The names of three subspecies are accepted by the Australian Plant Census:
- Eremophila oppositifolia R.Br. subsp. oppositifolia has leaves that are almost cylindrical in shape, often flattened or channelled on the lower surface and 1-3 mm wide;
- Eremophila oppositifolia subsp. angustifolia (S.Moore) Chinnock has leaves that are cylindrical in shape, not flat, firm, erect and 1-3 mm wide;
- Eremophila oppositifolia subsp. rubra (C.T.White & W.D.Francis) Chinnock has leaves that are flat and 3-7 mm wide.

==Distribution==
Subspecies oppositifolia is widespread and common from the Eyre Peninsula and Gawler Ranges in South Australia eastwards to south-western New South Wales and north-western Victoria in clay-loam in woodland and shrubland.

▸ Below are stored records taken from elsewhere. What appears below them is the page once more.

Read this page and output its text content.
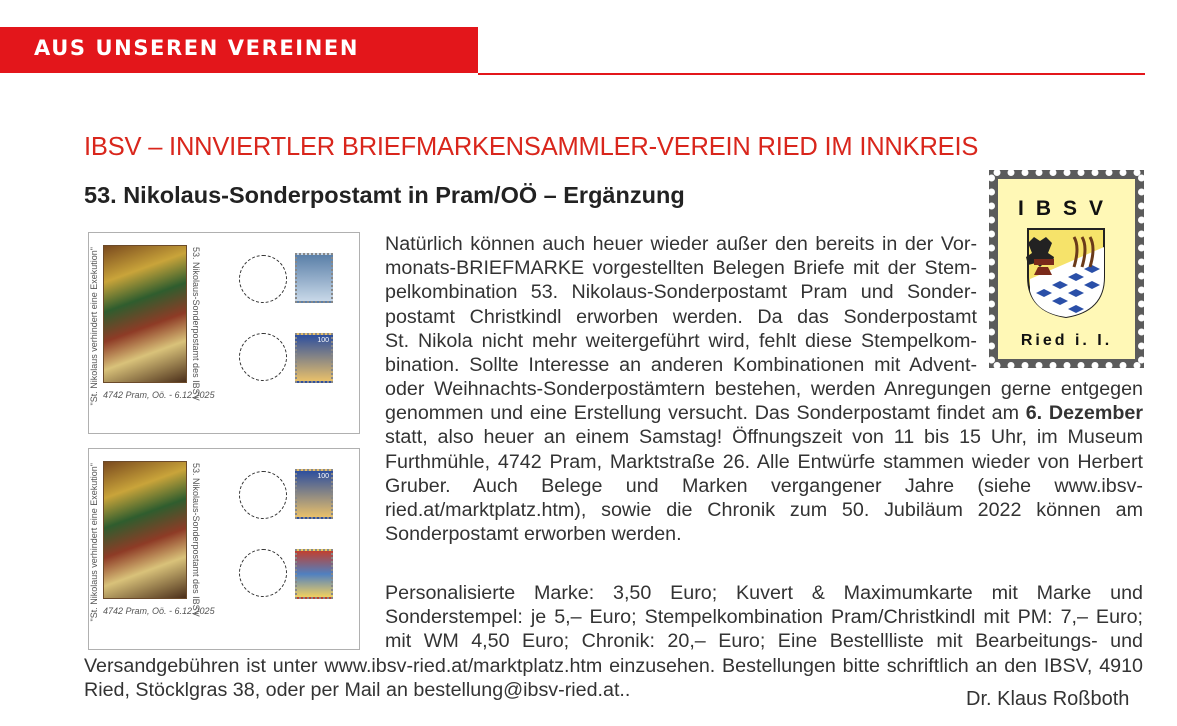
AUS UNSEREN VEREINEN
IBSV – INNVIERTLER BRIEFMARKENSAMMLER-VEREIN RIED IM INNKREIS
53. Nikolaus-Sonderpostamt in Pram/OÖ – Ergänzung
"St. Nikolaus verhindert eine Exekution"	53. Nikolaus-Sonderpostamt des IBSV
4742 Pram, Oö. - 6.12.2025
100
"St. Nikolaus verhindert eine Exekution"	53. Nikolaus-Sonderpostamt des IBSV
4742 Pram, Oö. - 6.12.2025
100
Natürlich können auch heuer wieder außer den bereits in der Vor-
monats-BRIEFMARKE vorgestellten Belegen Briefe mit der Stem-
pelkombination 53. Nikolaus-Sonderpostamt Pram und Sonder-
postamt Christkindl erworben werden. Da das Sonderpostamt
St. Nikola nicht mehr weitergeführt wird, fehlt diese Stempelkom-
bination. Sollte Interesse an anderen Kombinationen mit Advent-

oder Weihnachts-Sonderpostämtern bestehen, werden Anregungen gerne entgegen genommen und eine Erstellung versucht. Das Sonderpostamt findet am 6. Dezember statt, also heuer an einem Samstag! Öffnungszeit von 11 bis 15 Uhr, im Museum Furthmühle, 4742 Pram, Marktstraße 26. Alle Entwürfe stammen wieder von Herbert Gruber. Auch Belege und Marken vergangener Jahre (siehe www.ibsv-ried.at/marktplatz.htm), sowie die Chronik zum 50. Jubiläum 2022 können am Sonderpostamt erworben werden.

Personalisierte Marke: 3,50 Euro; Kuvert & Maximumkarte mit Marke und
Sonderstempel: je 5,– Euro; Stempelkombination Pram/Christkindl mit PM: 7,– Euro;
mit WM 4,50 Euro; Chronik: 20,– Euro; Eine Bestellliste mit Bearbeitungs- und
Versandgebühren ist unter www.ibsv-ried.at/marktplatz.htm einzusehen. Bestellungen bitte schriftlich an den IBSV, 4910
Ried, Stöcklgras 38, oder per Mail an bestellung@ibsv-ried.at..	Dr. Klaus Roßboth
IBSV
Ried i. I.
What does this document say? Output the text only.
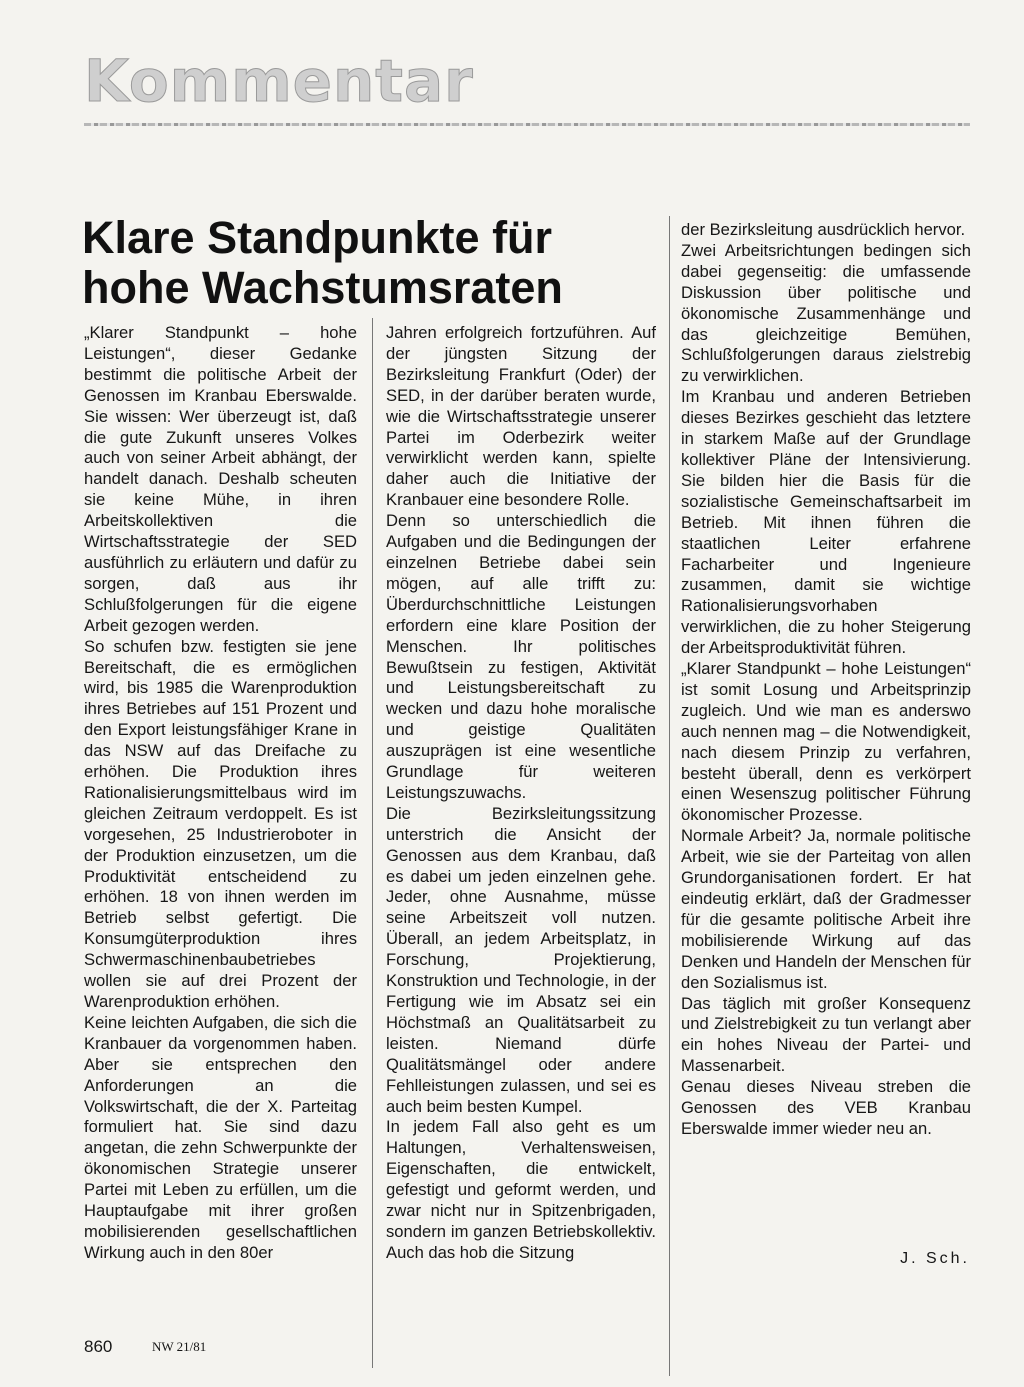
Kommentar
Klare Standpunkte für
hohe Wachstumsraten

„Klarer Standpunkt – hohe Leistungen“, dieser Gedanke bestimmt die politische Arbeit der Genossen im Kranbau Eberswalde. Sie wissen: Wer überzeugt ist, daß die gute Zukunft unseres Volkes auch von seiner Arbeit abhängt, der handelt danach. Deshalb scheuten sie keine Mühe, in ihren Arbeitskollektiven die Wirtschaftsstrategie der SED ausführlich zu erläutern und dafür zu sorgen, daß aus ihr Schlußfolgerungen für die eigene Arbeit gezogen werden.

So schufen bzw. festigten sie jene Bereitschaft, die es ermöglichen wird, bis 1985 die Warenproduktion ihres Betriebes auf 151 Prozent und den Export leistungsfähiger Krane in das NSW auf das Dreifache zu erhöhen. Die Produktion ihres Rationalisierungsmittelbaus wird im gleichen Zeitraum verdoppelt. Es ist vorgesehen, 25 Industrieroboter in der Produktion einzusetzen, um die Produktivität entscheidend zu erhöhen. 18 von ihnen werden im Betrieb selbst gefertigt. Die Konsumgüterproduktion ihres Schwermaschinenbaubetriebes wollen sie auf drei Prozent der Warenproduktion erhöhen.

Keine leichten Aufgaben, die sich die Kranbauer da vorgenommen haben. Aber sie entsprechen den Anforderungen an die Volkswirtschaft, die der X. Parteitag formuliert hat. Sie sind dazu angetan, die zehn Schwerpunkte der ökonomischen Strategie unserer Partei mit Leben zu erfüllen, um die Hauptaufgabe mit ihrer großen mobilisierenden gesellschaftlichen Wirkung auch in den 80er

Jahren erfolgreich fortzuführen. Auf der jüngsten Sitzung der Bezirksleitung Frankfurt (Oder) der SED, in der darüber beraten wurde, wie die Wirtschaftsstrategie unserer Partei im Oderbezirk weiter verwirklicht werden kann, spielte daher auch die Initiative der Kranbauer eine besondere Rolle.

Denn so unterschiedlich die Aufgaben und die Bedingungen der einzelnen Betriebe dabei sein mögen, auf alle trifft zu: Überdurchschnittliche Leistungen erfordern eine klare Position der Menschen. Ihr politisches Bewußtsein zu festigen, Aktivität und Leistungsbereitschaft zu wecken und dazu hohe moralische und geistige Qualitäten auszuprägen ist eine wesentliche Grundlage für weiteren Leistungszuwachs.

Die Bezirksleitungssitzung unterstrich die Ansicht der Genossen aus dem Kranbau, daß es dabei um jeden einzelnen gehe. Jeder, ohne Ausnahme, müsse seine Arbeitszeit voll nutzen. Überall, an jedem Arbeitsplatz, in Forschung, Projektierung, Konstruktion und Technologie, in der Fertigung wie im Absatz sei ein Höchstmaß an Qualitätsarbeit zu leisten. Niemand dürfe Qualitätsmängel oder andere Fehlleistungen zulassen, und sei es auch beim besten Kumpel.

In jedem Fall also geht es um Haltungen, Verhaltensweisen, Eigenschaften, die entwickelt, gefestigt und geformt werden, und zwar nicht nur in Spitzenbrigaden, sondern im ganzen Betriebskollektiv. Auch das hob die Sitzung

der Bezirksleitung ausdrücklich hervor.

Zwei Arbeitsrichtungen bedingen sich dabei gegenseitig: die umfassende Diskussion über politische und ökonomische Zusammenhänge und das gleichzeitige Bemühen, Schlußfolgerungen daraus zielstrebig zu verwirklichen.

Im Kranbau und anderen Betrieben dieses Bezirkes geschieht das letztere in starkem Maße auf der Grundlage kollektiver Pläne der Intensivierung. Sie bilden hier die Basis für die sozialistische Gemeinschaftsarbeit im Betrieb. Mit ihnen führen die staatlichen Leiter erfahrene Facharbeiter und Ingenieure zusammen, damit sie wichtige Rationalisierungsvorhaben verwirklichen, die zu hoher Steigerung der Arbeitsproduktivität führen.

„Klarer Standpunkt – hohe Leistungen“ ist somit Losung und Arbeitsprinzip zugleich. Und wie man es anderswo auch nennen mag – die Notwendigkeit, nach diesem Prinzip zu verfahren, besteht überall, denn es verkörpert einen Wesenszug politischer Führung ökonomischer Prozesse.

Normale Arbeit? Ja, normale politische Arbeit, wie sie der Parteitag von allen Grundorganisationen fordert. Er hat eindeutig erklärt, daß der Gradmesser für die gesamte politische Arbeit ihre mobilisierende Wirkung auf das Denken und Handeln der Menschen für den Sozialismus ist.

Das täglich mit großer Konsequenz und Zielstrebigkeit zu tun verlangt aber ein hohes Niveau der Partei- und Massenarbeit.

Genau dieses Niveau streben die Genossen des VEB Kranbau Eberswalde immer wieder neu an.

J. Sch.
860	NW 21/81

Subspecies angustifolia is widespread and common in Western Australia and in isolated locations in South Australia, growing in a range of soils in mulga and Eucalyptus woodland. Subspecies rubra is found from western Queensland to western and central New South Wales west of Condobolin, usually growing in woodland.

==Use in horticulture==
This large eremophila has attractive foliage and the colourful sepals extend its flowering period. It is a good feature plant but can also be used as a windbreak or screening plant. Propagation from cuttings is easy and the shrub will grow in a wide range of soils, including clay in either full sun or partial shade. It will tolerate long droughts but occasional watering will help to ensure a good flowering season. Light frosts are tolerated without damage but heavy frosts may cause the loss of leaves.

==Conservation==
Weeooka is classified as not threatened by the Western Australian Government Department of Parks and Wildlife.